Esse me parece ser o ponto sobre o qual deveríamos refletir, também para recuperar aquela serenidade que, sine ira ac studio, pode nos permitir entender verdadeiramente o que está acontecendo.
Tento fazer algumas considerações preliminares e totalmente provisórias:
O monaquismo é, eclesialmente, forma de vida elementar: que leva ao máximo da evidência dois aspectos opostos, polares, da fé cristã: a vocação à singularidade, o trabalho sobre si mesmo e a estrutura comum, a força agregadora e unificadora de linguagens e gestos compartilhados.
Poderíamos dizer que, no monaquismo, pelo menos como o vivemos depois de Napoleão, ou seja, depois que Napoleão tentou anular a sua presença na Europa, encontramos dois elementos em tensão com o mundo moderno: um poder de autoridade pré-moderno e uma aspiração pós-moderna à hiperliberdade.
Com efeito, não é difícil entrever como uma mediação fundamental, no monaquismo, é constituída pela “regra”. Ela é, ao mesmo tempo, código de comportamento, orientação moral, princípio ascético, espaço místico, regulamento jurídico. Ela vem de um mundo que não existe mais e vai rumo a um mundo que ainda não existe. Em razão de um dom, ela relativiza direitos e deveres. E cria espaços impensáveis de “autoridade total sobre o outro” e de “liberdade radical coram Deo”. Descrevendo uma communitas vitae, ela o faz no detalhe de uma “communitas victus, orationis, cantus, laboris et dormitionis”.

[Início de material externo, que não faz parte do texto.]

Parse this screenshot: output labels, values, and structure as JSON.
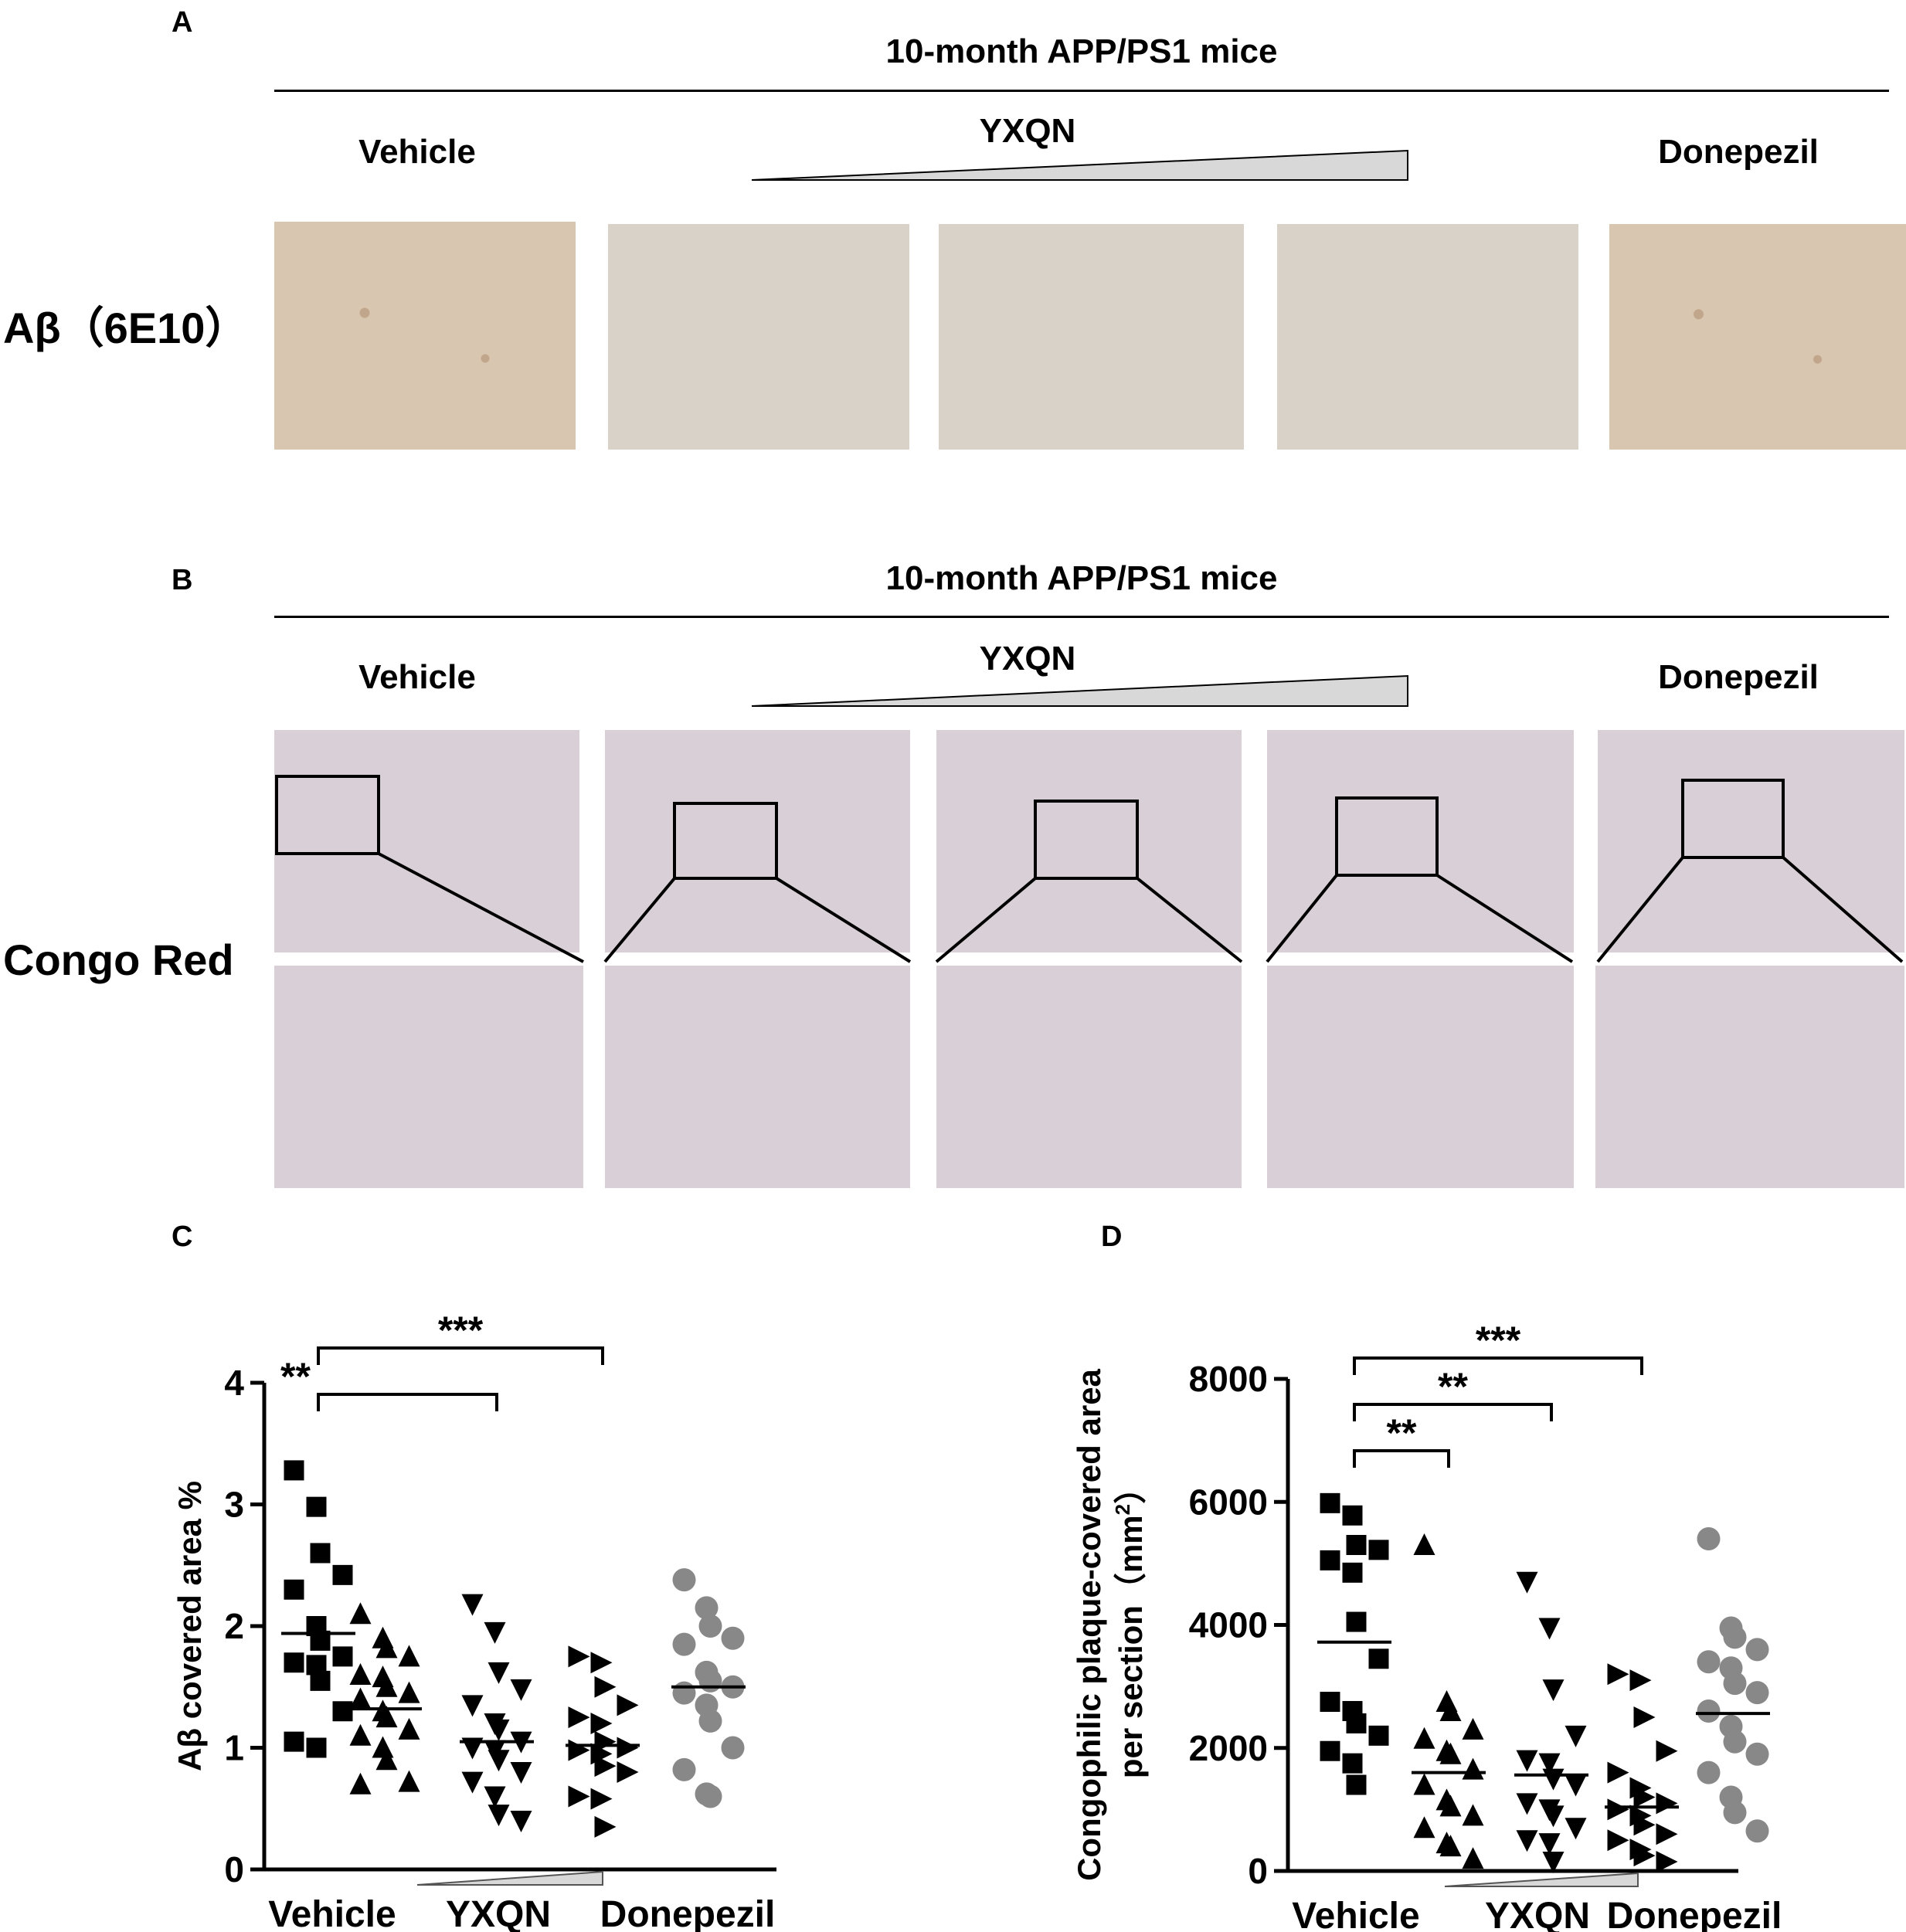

Esse mundo, que é ao mesmo tempo radicalmente fechado e radicalmente aberto, que se hiperestabiliza para não depender de lugar algum, que se hipertemporaliza para atravessar todos os tempos, sempre esteve em uma certa tensão com a “medietas” que a Igreja diocesana e paroquial, curial e vaticana inevitavelmente teve que elaborar. A “sucessão apostólica” e a “vocação monástica” não se entrelaçam espontaneamente. A pertinência ao Evangelho “fundada institucionalmente” e “reconhecida espiritualmente” são vias diferentes, não necessariamente antitéticas, como gostaríamos muitas vezes, mas obviamente também não são harmoniosas. E a história está repleta do seu conflito.
A vida batismal assume formas surpreendentes. E sempre fez isso. Nós tendemos a simplificar demais essa história, com base nos desenvolvimentos mais recentes. Mas, se olharmos ao nosso redor, descobriremos as infinitas variações de uma “experiência de autoridade” que se liga à fé de maneiras que não são eclesialmente unívocas.

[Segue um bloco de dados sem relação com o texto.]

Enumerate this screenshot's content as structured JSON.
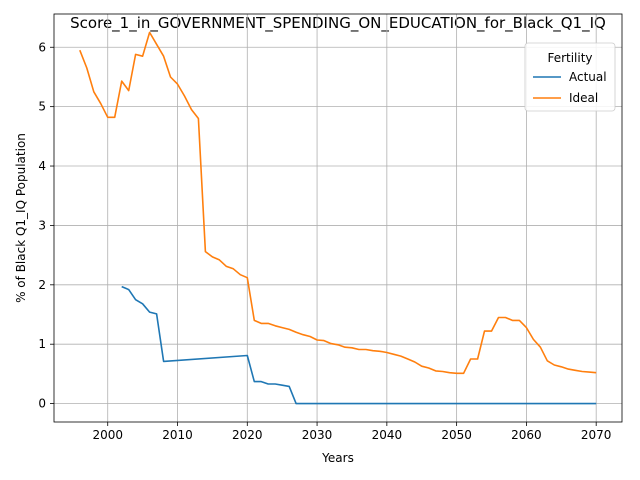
{
  "chart_data": {
    "type": "line",
    "title": "Score_1_in_GOVERNMENT_SPENDING_ON_EDUCATION_for_Black_Q1_IQ",
    "xlabel": "Years",
    "ylabel": "% of Black Q1_IQ Population",
    "xlim": [
      1992.3,
      2073.7
    ],
    "ylim": [
      -0.31,
      6.56
    ],
    "x_ticks": [
      2000,
      2010,
      2020,
      2030,
      2040,
      2050,
      2060,
      2070
    ],
    "y_ticks": [
      0,
      1,
      2,
      3,
      4,
      5,
      6
    ],
    "grid": true,
    "legend": {
      "title": "Fertility",
      "placement": "upper right",
      "entries": [
        "Actual",
        "Ideal"
      ]
    },
    "series": [
      {
        "name": "Actual",
        "color": "#1f77b4",
        "points": [
          [
            2002,
            1.97
          ],
          [
            2003,
            1.92
          ],
          [
            2004,
            1.75
          ],
          [
            2005,
            1.68
          ],
          [
            2006,
            1.54
          ],
          [
            2007,
            1.51
          ],
          [
            2008,
            0.71
          ],
          [
            2020,
            0.81
          ],
          [
            2021,
            0.37
          ],
          [
            2022,
            0.37
          ],
          [
            2023,
            0.33
          ],
          [
            2024,
            0.33
          ],
          [
            2025,
            0.31
          ],
          [
            2026,
            0.29
          ],
          [
            2027,
            0.0
          ],
          [
            2070,
            0.0
          ]
        ]
      },
      {
        "name": "Ideal",
        "color": "#ff7f0e",
        "points": [
          [
            1996,
            5.95
          ],
          [
            1997,
            5.65
          ],
          [
            1998,
            5.25
          ],
          [
            1999,
            5.05
          ],
          [
            2000,
            4.82
          ],
          [
            2001,
            4.82
          ],
          [
            2002,
            5.43
          ],
          [
            2003,
            5.27
          ],
          [
            2004,
            5.88
          ],
          [
            2005,
            5.85
          ],
          [
            2006,
            6.25
          ],
          [
            2007,
            6.05
          ],
          [
            2008,
            5.85
          ],
          [
            2009,
            5.5
          ],
          [
            2010,
            5.38
          ],
          [
            2011,
            5.18
          ],
          [
            2012,
            4.95
          ],
          [
            2013,
            4.8
          ],
          [
            2014,
            2.56
          ],
          [
            2015,
            2.47
          ],
          [
            2016,
            2.42
          ],
          [
            2017,
            2.31
          ],
          [
            2018,
            2.27
          ],
          [
            2019,
            2.17
          ],
          [
            2020,
            2.12
          ],
          [
            2021,
            1.4
          ],
          [
            2022,
            1.35
          ],
          [
            2023,
            1.35
          ],
          [
            2024,
            1.31
          ],
          [
            2025,
            1.28
          ],
          [
            2026,
            1.25
          ],
          [
            2027,
            1.2
          ],
          [
            2028,
            1.16
          ],
          [
            2029,
            1.13
          ],
          [
            2030,
            1.07
          ],
          [
            2031,
            1.06
          ],
          [
            2032,
            1.01
          ],
          [
            2033,
            0.99
          ],
          [
            2034,
            0.95
          ],
          [
            2035,
            0.94
          ],
          [
            2036,
            0.91
          ],
          [
            2037,
            0.91
          ],
          [
            2038,
            0.89
          ],
          [
            2039,
            0.88
          ],
          [
            2040,
            0.86
          ],
          [
            2041,
            0.83
          ],
          [
            2042,
            0.8
          ],
          [
            2043,
            0.75
          ],
          [
            2044,
            0.7
          ],
          [
            2045,
            0.63
          ],
          [
            2046,
            0.6
          ],
          [
            2047,
            0.55
          ],
          [
            2048,
            0.54
          ],
          [
            2049,
            0.52
          ],
          [
            2050,
            0.51
          ],
          [
            2051,
            0.51
          ],
          [
            2052,
            0.75
          ],
          [
            2053,
            0.75
          ],
          [
            2054,
            1.22
          ],
          [
            2055,
            1.22
          ],
          [
            2056,
            1.45
          ],
          [
            2057,
            1.45
          ],
          [
            2058,
            1.4
          ],
          [
            2059,
            1.4
          ],
          [
            2060,
            1.28
          ],
          [
            2061,
            1.08
          ],
          [
            2062,
            0.95
          ],
          [
            2063,
            0.72
          ],
          [
            2064,
            0.65
          ],
          [
            2065,
            0.62
          ],
          [
            2066,
            0.58
          ],
          [
            2067,
            0.56
          ],
          [
            2068,
            0.54
          ],
          [
            2069,
            0.53
          ],
          [
            2070,
            0.52
          ]
        ]
      }
    ]
  }
}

Apenas para citar alguns exemplos, quando se estuda a história das cidades de Pádua, de Bolonha, de Bari ou de Conversano, descobrem-se abismos de conflitos e de colaborações, em que tradições diocesanas e tradições monásticas/religiosas disputam o campo: o abade de Santa Justina tinha mais paróquias do que o bispo de Pádua; a Basílica de São Petrônio era (e ainda é) patrimônio municipal e não episcopal; na Igreja de São Nicolau, não era o bispo, mas sim o imperador, depois o rei e depois o Estado italiano que tinham autoridade, por mediação de uma presença monástica; finalmente, a abadessa do Mosteiro de Conversano tinha o direito de veto sobre a eleição do bispo.
São todos exemplos daquela “pluralidade de foros” que a modernidade simplificou, mas que a experiência eclesial nunca pode superar totalmente, sem abrir mão de si mesma.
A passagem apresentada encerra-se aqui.